🤖 AI Summary
Existing self-supervised learning methods are largely confined to Euclidean spaces, limiting their ability to capture nonlinear geometric structures inherent in data. To address this, we propose the first fully kernelized variant of VICReg, introducing a general self-supervised framework grounded in reproducing kernel Hilbert spaces (RKHS). Our method reformulates VICReg’s variance, invariance, and covariance regularization objectives using doubly-centered kernel matrices and the Hilbert–Schmidt norm—enabling nonlinear representation learning without explicit feature mapping and theoretically preventing representation collapse. Evaluated across benchmarks from MNIST to ImageNet-100, our approach consistently outperforms standard VICReg, with particularly pronounced gains on low-shot and high-curvature datasets. UMAP visualizations further confirm that learned embeddings exhibit enhanced inter-class separation and local isometry. This work bridges kernel methods and modern self-supervised learning, offering a theoretically grounded, geometry-aware alternative to Euclidean-based contrastive and redundancy-reduction paradigms.
📝 Abstract
Self-supervised learning (SSL) has emerged as a powerful paradigm for representation learning by optimizing geometric objectives--such as invariance to augmentations, variance preservation, and feature decorrelation--without requiring labels. However, most existing methods operate in Euclidean space, limiting their ability to capture nonlinear dependencies and geometric structures. In this work, we propose Kernel VICReg, a novel self-supervised learning framework that lifts the VICReg objective into a Reproducing Kernel Hilbert Space (RKHS).
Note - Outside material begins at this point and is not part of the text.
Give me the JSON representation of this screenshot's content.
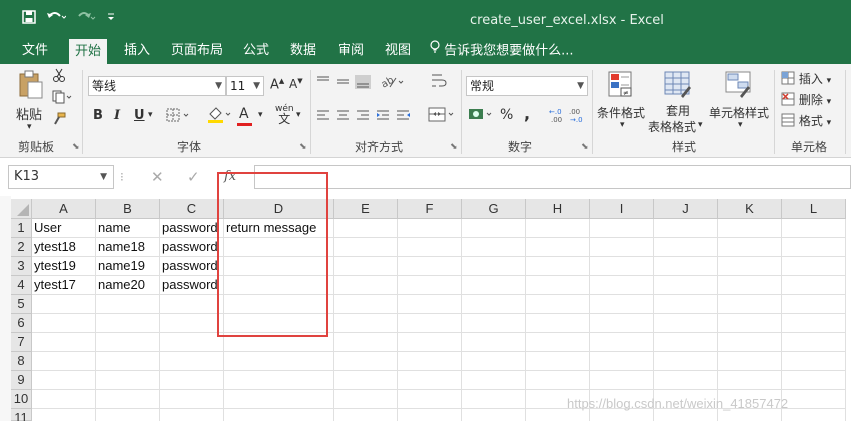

By kernelizing each term of the loss-variance, invariance, and covariance--we obtain a general formulation that operates on double-centered kernel matrices and Hilbert-Schmidt norms, enabling nonlinear feature learning without explicit mappings.
We demonstrate that Kernel VICReg not only avoids representational collapse but also improves performance on tasks with complex or small-scale data. Empirical evaluations across MNIST, CIFAR-10, STL-10, TinyImageNet, and ImageNet100 show consistent gains over Euclidean VICReg, with particularly strong improvements on datasets where nonlinear structures are prominent. UMAP visualizations further confirm that kernel-based embeddings exhibit better isometry and class separation. Our results suggest that kernelizing SSL objectives is a promising direction for bridging classical kernel methods with modern representation learning.